A Halo Studios, estúdio responsável pela franquia Halo e antigamente conhecida como 343 Industries, começou a demitir funcionários cerca de uma semana depois do lançamento de Halo: Campaign Evolved, remake do primeiro jogo da série lançado em 28 de julho. Até o momento, nem a Microsoft nem o estúdio confirmaram oficialmente os cortes, mas as informações vieram a público por meio de publicações feitas pelos próprios profissionais afetados no LinkedIn (via Insider Gaming).
Entre os desligados está Nick Treitman, produtor que passou seis anos e meio na empresa, atuando em equipes de arte, redes, localização e narrativa, além de ter sido responsável pelo pilar social do multiplayer de Halo Infinite. “Depois de seis anos e meio trabalhando em Halo e escapando de tantas rodadas de demissões, ela finalmente me alcançou”, escreveu ele, acrescentando que segue aberto a novas oportunidades como produtor ou gerente de projetos.

Paul Morris, que atuava como scrum master na condição de contratado e já havia trabalhado como testador em títulos como Halo 2, Halo 3, Halo 3: ODST, Halo Wars e Halo: Reach, também anunciou o fim do seu vínculo com o estúdio. Caleb Lawrence, engenheiro de software que participou do desenvolvimento de Halo Infinite e Campaign Evolved, igualmente atualizou seu perfil para indicar que está disponível no mercado de trabalho.
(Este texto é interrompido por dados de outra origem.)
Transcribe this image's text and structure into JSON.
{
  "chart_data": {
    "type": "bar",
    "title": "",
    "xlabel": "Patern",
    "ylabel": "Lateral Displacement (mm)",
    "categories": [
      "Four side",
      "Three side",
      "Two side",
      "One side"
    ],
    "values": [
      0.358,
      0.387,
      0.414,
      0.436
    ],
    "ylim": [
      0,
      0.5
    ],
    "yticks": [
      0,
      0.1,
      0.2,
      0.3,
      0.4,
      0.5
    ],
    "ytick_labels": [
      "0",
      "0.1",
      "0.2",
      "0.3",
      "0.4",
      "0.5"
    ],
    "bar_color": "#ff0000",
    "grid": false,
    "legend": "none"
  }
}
O relatório da consultoria Alinea Analytics referente ao mês de julho mostrou que Campaign Evolved vendeu cerca de 900 mil cópias no Xbox Series e Windows, 425 mil no PlayStation 5 e 212 mil no Steam, números considerados abaixo do esperado para um lançamento desse porte. As críticas ao jogo também foram mistas em praticamente todas as plataformas.